Social Engineering involves exploiting fear and emotion to trick someone into disclosing or grating access to private information. Below are 5 of the most common techniques.
BAITING
Also known as B-phishing, baiting uses a false promise to pique a victim’s greed or curiosity. Users are lured into a trap that steals their personal information or inflicts their systems with malware. For example, people may click on an enticing ad that leads to malicious websites or encourages them to download a malware-infected application.
SCAREWARE
Also known as deception software or fraudware, these are malicious computer programs designed to trick users into buying and downloading unnecessary and potentially dangerous software.

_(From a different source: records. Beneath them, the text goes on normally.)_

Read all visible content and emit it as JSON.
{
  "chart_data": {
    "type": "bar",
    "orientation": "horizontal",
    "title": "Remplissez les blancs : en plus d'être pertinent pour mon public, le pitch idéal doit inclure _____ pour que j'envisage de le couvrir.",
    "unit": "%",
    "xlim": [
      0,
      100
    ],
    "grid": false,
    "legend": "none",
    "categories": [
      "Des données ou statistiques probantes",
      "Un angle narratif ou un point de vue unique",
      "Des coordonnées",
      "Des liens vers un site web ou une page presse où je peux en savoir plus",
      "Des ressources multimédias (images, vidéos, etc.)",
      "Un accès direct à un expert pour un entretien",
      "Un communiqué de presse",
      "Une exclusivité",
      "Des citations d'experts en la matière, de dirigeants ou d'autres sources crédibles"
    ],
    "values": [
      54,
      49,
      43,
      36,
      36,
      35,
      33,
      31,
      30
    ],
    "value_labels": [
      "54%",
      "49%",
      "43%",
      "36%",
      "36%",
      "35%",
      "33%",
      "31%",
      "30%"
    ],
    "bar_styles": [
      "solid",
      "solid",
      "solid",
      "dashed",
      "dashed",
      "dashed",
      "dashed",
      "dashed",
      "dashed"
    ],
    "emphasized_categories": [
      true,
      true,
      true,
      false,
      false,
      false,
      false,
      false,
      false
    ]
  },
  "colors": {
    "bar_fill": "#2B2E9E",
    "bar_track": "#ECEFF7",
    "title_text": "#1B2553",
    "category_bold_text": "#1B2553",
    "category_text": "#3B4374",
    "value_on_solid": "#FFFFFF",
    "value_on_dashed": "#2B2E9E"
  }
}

An example would be an offer in a spam email for fake antivirus protection.
PRETEXTING
Scammers use email, text, or phone calls to win trust and gain access to data and accounts under false pretexts. The scam is often initiated by a perpetrator who impersonates co-workers, police, or other officials, pretending to need sensitive information such as social security numbers or bank records in order to perform a critical task.
PHISHING
One of the most popular social engineering attack types, phishing scams are email and text message campaigns that employ trust, fear, and a sense of urgency to prod victims into revealing sensitive information, clicking on links to malicious websites, or opening attachments that contain malware.
SPEARPHISHING
This is a more targeted version of a phishing scam where an attacker chooses specific individuals or organizations to provide sensitive information. Perpetrators tailor their messages based on victims’ characteristics, job positions, and contacts to appear genuine and less conspicuous.